A configuração do HCTP não foge à tão denunciada situação do encarceramento em massa de presos provisórios. São 374 homens, sendo 164 em cumprimento de medidas de segurança e 209 que estão presos provisoriamente, sem sentença. É uma instituição mista, com 28 mulheres, sendo 10 provisórias. Em 2015, quando assumi a promotoria de execução penal, da lista dos que não tinham medida de segurança constava, entre mais de uma centena, JAS, que chegou ao HCTP no ano de 2009, e que aguardava decisão judicial de uma cidade distante apenas 150 km de Itamaracá. Mas contundente, era um interno desde 2001, LSA, também sem medida de segurança, que obteve Habeas Corpus em 2015. Todos os outros 122 estavam há mais de um ano sem medida de segurança, internos no HCTP sem poder fazer evolução no laudo. Em 15 de abril de 2015, faleceu o paciente José Fernandes Alexandre da Silva, um dos que estavam sem medida de segurança desde 2012 no HCTP, oriundo da Comarca de Pombos. Segundo relatório da defensora pública, Carolina Khouri, apresentado na audiência pública de maio de 2016: Um dos casos emblemáticos foi o vivenciado pelo Sr. Petrônio Juarez Lima de Araújo Filho, que cumpriu integralmente, dentro do HCTP, a pena que lhe foi aplicada em abril de 2006. A declaração de extinção da pena e consequente ordem de libertação somente veio a ser efetuada pelo Juízo competente em novembro de 2012. Nem mesmo assim o sr.

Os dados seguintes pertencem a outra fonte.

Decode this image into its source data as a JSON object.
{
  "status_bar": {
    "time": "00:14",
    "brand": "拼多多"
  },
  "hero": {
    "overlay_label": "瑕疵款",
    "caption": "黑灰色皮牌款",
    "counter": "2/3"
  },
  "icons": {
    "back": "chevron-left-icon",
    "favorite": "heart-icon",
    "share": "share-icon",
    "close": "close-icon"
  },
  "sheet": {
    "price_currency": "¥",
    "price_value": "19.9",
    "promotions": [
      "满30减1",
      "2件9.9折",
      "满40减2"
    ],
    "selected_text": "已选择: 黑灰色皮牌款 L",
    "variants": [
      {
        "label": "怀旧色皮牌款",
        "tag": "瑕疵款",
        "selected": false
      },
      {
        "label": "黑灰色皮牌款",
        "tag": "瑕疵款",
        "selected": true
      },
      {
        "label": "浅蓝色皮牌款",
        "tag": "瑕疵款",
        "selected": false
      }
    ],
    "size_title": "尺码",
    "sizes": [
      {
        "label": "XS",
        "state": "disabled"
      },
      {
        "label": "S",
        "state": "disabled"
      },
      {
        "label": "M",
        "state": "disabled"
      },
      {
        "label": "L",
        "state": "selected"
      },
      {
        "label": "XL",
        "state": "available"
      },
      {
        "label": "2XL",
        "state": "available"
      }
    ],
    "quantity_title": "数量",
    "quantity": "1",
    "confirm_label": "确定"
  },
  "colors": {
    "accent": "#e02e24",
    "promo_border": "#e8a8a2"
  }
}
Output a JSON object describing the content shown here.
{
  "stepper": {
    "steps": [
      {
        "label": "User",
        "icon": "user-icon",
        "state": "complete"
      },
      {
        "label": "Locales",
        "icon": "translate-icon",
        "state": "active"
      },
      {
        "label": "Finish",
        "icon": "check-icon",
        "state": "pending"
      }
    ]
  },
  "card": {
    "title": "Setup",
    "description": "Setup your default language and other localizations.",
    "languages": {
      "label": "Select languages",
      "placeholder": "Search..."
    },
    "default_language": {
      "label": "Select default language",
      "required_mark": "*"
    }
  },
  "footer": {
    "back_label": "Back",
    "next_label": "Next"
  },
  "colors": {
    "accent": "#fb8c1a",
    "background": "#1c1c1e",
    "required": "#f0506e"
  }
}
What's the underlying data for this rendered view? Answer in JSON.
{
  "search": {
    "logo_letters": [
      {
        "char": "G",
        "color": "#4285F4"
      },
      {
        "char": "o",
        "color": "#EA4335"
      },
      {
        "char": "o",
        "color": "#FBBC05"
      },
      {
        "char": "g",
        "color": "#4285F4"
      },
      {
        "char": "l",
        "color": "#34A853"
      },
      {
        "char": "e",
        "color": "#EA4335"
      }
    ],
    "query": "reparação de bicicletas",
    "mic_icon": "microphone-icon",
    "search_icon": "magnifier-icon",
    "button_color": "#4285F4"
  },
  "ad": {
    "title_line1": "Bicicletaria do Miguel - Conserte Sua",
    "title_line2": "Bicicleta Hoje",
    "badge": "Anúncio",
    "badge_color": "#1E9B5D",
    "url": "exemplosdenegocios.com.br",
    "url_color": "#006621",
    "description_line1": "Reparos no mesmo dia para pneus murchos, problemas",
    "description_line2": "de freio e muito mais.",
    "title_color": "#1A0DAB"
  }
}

Petrônio foi libertado e, em dezembro de 2015, veio a óbito dentro da unidade.

Em inspeção no dia 13 de abril de 2015 constatamos in loco a presença de apenas três agentes penitenciários na unidade, dois na segurança e um no administrativo, pois a SERES tinha deslocado dois agentes para fazer custódia hospitalar da unidade prisional de Barreto de Campelo. A ausência constante de numerário suficiente implicava diretamente no tratamento dos pacientes, pois ficou constatado que, na ausência de agente para acompanhar os enfermeiros, havia medicamentos que eram aplicados com o paciente dentro da grade, com as calças abaixadas e a injeção dada pelo lado de fora das grades. Além do mais, com a falta de agentes havia todo um pavilhão com 17 internos sem banho de sol há três meses. A direção da unidade, através da recém-chegada dra. Reviane Bernardo, providenciou o banho de sol duas vezes por semana no Pavilhão São Francisco, e a ordem que os agentes pudessem acompanhar os técnicos de enfermagem na aplicação de medicação. A diretora fez uma belíssima atuação.

O pavilhão São Francisco, local de triagem do HCTP, estava lotado porque nessa época havia laudos atrasados de até dois anos, sendo iniciado com a SERES a discussão sobre contratação de laudistas para colocá-los em dia, e de fato esse ser um local de triagem e trânsito. Foi realizada audiência com os médicos laudistas. A cobrança para serem realizadas em 45 dias resultou na contratação de cinco laudistas em julho de 2015, que zeraram laudos e relaudos dos internos. Hoje já estão fazendo réus soltos, cumprindo os 45 dias determinados por lei, muito longe do caos anterior.

Outro problema gravíssimo, ainda constatado em inspeções, era a quantidade de refeições servidas no HCTP. Apenas três. Sendo que a última, o jantar, é em torno de 17 horas e a próxima, o café, só às 6 horas da manhã. Para uma população que toma remédios controlados e fortes, esse problema há de ser dimensionado até para entender a fome e a relação de surtos noturnos. Em razão da falta de agentes penitenciários não foi possível manter a implementação de uma ceia como quarta refeição, que foi servida por um tempo e hoje está suspensa.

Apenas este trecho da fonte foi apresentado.